Mortgage Rate Hike Leads To Eroding Builder Confidence
After a promising and sustained seven-month surge in optimism, August brought an unexpected drop in builder confidence as mortgage rates closed in on the alarming 7% threshold.
The National Association of Home Builders (NAHB)/Wells Fargo (NYSE:WFC) Housing Market Index (HMI) paints a disconcerting picture of the housing market. The Index, a vital pulse-check on builder confidence for newly-built single-family homes, plummeted by six points this month to a middling score of 50. Across all three major HMI indices, declines were the order of the day: the index measuring the current state of sales conditions tumbled five points to 57, the component assessing sales expectations for the coming six months fell four points to 55, and the gauge tracking the traffic of potential buyers sagged by six points, reaching a mere 34.
A glance at the three-month moving averages for regional HMI scores revealed mixed signals. The Northeast experienced a positive shift, inching up four points to 56. Meanwhile, the Midwest and South remained steadfast at 45 and 58, respectively. Only the West witnessed a marginal decline, dropping a single point to 50.
NAHB Chairman Alicia Huey, a custom home builder and developer from Birmingham, Alabama, shed light on the underlying causes behind this sudden dip in confidence. “Rising mortgage rates and high construction costs are undoubtedly to blame,” she noted. These are not minor challenges; rather, they stem from a widespread dearth of construction workers, a scarcity of buildable lots, and persistent shortages of essential materials such as distribution transformers. All these factors converged in August to put a considerable chill on builder sentiment.

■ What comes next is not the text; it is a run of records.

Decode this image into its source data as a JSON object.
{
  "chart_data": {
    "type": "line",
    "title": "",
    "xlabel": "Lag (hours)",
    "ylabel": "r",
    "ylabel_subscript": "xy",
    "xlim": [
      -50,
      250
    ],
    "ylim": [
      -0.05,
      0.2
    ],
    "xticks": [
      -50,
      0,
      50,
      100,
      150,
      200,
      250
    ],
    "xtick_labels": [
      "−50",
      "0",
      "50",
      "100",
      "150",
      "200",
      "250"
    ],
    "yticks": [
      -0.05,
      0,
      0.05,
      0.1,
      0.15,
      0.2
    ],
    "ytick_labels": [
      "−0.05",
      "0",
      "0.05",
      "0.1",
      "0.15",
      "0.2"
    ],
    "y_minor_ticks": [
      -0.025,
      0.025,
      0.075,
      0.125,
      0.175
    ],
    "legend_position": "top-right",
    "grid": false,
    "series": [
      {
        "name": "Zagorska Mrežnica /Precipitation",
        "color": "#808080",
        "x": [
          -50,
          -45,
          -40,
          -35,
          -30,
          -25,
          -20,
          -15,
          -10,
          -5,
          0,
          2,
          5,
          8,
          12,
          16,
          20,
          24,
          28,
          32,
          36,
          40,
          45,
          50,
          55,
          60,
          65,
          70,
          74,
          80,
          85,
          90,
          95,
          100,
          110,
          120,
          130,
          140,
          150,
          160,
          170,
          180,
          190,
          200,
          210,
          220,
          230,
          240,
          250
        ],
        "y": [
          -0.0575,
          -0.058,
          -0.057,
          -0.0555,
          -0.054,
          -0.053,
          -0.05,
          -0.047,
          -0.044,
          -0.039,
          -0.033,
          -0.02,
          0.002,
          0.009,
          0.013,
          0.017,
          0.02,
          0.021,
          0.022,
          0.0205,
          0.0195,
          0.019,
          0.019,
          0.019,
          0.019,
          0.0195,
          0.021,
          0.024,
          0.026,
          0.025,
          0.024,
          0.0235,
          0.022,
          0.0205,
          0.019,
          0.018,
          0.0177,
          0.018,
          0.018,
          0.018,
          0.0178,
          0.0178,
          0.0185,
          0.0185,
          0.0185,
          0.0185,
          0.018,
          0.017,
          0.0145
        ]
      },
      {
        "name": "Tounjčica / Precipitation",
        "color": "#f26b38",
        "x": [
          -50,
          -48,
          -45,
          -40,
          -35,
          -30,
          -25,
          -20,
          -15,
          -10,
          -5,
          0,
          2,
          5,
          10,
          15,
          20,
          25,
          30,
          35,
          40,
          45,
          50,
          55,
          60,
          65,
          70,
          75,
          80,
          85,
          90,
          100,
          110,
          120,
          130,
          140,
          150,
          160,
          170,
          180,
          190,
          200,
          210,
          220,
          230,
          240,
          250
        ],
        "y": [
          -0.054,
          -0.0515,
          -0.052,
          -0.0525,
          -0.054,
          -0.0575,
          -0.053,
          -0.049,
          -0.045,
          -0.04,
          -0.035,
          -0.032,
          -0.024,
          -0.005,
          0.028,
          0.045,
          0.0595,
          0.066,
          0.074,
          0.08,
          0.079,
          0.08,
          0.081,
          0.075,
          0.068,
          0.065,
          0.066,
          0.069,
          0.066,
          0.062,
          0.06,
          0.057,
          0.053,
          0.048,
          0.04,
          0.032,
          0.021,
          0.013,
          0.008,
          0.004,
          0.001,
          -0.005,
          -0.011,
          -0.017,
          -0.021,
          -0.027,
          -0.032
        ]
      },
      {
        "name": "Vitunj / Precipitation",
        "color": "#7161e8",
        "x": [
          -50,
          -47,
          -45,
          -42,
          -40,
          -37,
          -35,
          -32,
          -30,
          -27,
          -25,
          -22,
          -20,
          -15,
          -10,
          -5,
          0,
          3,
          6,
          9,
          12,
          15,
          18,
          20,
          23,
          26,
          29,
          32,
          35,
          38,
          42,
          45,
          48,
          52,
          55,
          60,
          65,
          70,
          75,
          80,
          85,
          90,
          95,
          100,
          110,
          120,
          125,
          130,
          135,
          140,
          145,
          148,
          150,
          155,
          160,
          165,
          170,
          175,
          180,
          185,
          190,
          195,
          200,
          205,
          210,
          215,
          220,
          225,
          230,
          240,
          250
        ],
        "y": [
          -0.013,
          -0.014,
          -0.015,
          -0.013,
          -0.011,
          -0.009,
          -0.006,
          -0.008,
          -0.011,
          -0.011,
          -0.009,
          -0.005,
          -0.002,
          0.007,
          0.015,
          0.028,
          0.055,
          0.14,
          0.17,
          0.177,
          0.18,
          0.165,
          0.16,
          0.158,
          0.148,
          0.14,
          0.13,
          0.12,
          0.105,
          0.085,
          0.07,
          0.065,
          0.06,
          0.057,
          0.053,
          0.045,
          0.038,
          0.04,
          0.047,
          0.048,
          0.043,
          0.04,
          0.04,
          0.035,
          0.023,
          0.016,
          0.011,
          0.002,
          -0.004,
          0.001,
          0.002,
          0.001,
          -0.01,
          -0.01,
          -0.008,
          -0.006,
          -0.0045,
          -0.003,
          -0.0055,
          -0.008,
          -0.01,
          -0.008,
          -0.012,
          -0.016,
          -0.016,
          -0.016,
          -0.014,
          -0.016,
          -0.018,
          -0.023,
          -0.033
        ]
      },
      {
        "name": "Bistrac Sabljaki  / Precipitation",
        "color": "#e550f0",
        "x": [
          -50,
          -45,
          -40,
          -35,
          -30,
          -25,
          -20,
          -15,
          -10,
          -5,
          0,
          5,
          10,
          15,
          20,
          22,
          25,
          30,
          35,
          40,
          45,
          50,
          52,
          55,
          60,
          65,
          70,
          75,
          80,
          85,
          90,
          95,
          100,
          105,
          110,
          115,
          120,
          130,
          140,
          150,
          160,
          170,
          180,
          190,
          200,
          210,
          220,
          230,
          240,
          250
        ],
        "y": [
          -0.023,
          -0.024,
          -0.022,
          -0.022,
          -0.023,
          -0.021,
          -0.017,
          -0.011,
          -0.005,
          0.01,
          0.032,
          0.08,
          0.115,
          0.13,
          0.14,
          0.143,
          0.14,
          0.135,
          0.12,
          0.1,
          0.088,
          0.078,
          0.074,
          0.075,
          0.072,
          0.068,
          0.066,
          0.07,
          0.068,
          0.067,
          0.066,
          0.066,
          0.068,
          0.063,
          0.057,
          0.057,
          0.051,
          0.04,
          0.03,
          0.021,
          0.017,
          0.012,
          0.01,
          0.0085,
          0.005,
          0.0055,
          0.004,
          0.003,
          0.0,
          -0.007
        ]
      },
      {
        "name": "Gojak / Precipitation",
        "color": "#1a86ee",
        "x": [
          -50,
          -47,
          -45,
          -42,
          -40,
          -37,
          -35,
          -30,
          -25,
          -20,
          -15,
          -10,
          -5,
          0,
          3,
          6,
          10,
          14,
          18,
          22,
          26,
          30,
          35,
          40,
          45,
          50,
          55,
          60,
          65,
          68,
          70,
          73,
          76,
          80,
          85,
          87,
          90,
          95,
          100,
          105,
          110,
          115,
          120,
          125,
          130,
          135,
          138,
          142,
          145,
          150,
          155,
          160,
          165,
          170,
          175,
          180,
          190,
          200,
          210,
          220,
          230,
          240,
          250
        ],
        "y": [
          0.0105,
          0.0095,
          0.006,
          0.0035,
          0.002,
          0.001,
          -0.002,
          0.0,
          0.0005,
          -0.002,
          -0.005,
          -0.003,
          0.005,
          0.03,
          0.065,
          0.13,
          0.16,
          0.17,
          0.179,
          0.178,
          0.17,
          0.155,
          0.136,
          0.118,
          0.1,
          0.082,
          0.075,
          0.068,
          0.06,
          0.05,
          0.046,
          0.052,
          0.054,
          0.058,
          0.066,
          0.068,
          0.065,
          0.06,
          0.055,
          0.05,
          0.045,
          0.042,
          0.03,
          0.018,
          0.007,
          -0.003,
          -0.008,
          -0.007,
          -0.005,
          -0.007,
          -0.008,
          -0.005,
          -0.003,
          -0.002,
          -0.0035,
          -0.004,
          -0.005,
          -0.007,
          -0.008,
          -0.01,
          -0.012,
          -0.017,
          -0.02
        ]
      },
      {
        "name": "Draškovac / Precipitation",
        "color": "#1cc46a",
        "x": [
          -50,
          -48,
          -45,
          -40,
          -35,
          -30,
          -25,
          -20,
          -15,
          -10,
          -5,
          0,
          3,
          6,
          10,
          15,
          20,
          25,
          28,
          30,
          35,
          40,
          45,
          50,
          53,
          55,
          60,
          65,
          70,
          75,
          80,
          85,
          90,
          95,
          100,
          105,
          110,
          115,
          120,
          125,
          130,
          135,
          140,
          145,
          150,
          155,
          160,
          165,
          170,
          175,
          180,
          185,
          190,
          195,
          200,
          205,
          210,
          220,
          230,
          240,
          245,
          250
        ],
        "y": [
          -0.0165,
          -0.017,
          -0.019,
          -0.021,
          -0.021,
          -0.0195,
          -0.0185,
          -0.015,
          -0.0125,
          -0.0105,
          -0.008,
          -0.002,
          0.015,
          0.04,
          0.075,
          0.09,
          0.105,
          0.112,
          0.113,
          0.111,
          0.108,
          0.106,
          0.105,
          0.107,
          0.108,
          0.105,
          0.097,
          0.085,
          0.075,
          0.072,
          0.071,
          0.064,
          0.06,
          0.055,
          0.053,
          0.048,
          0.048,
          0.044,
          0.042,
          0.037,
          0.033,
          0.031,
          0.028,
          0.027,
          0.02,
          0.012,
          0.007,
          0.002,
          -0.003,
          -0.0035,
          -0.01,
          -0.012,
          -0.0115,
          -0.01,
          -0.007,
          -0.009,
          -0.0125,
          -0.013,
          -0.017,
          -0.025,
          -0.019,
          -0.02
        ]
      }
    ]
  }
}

However, the picture is not entirely bleak. Despite the downward trend in confidence, Huey remains cautiously optimistic, recognizing that the demand for new construction hasn’t dried up completely. “While this latest confidence reading is a sobering reminder that housing affordability continues to be an ongoing challenge, the new construction market is still finding support,” she said.
A closer look reveals that a lack of resale inventory is maintaining demand for new constructions. Many current homeowners are choosing to stay put, locked into their homes at favorable low mortgage rates, leaving fewer existing homes available on the market.
While the latest data may sound an alarm, the underlying dynamics suggest that the demand for new construction remains resilient. The industry will undoubtedly watch with keen interest as it navigates the challenge of elevated mortgage rates and construction costs, all the while balancing the unmet demand that continues to simmer beneath the surface. The coming months will be critical in determining whether this drop in confidence is a momentary hiccup or a sign of a more systemic issue within the housing market.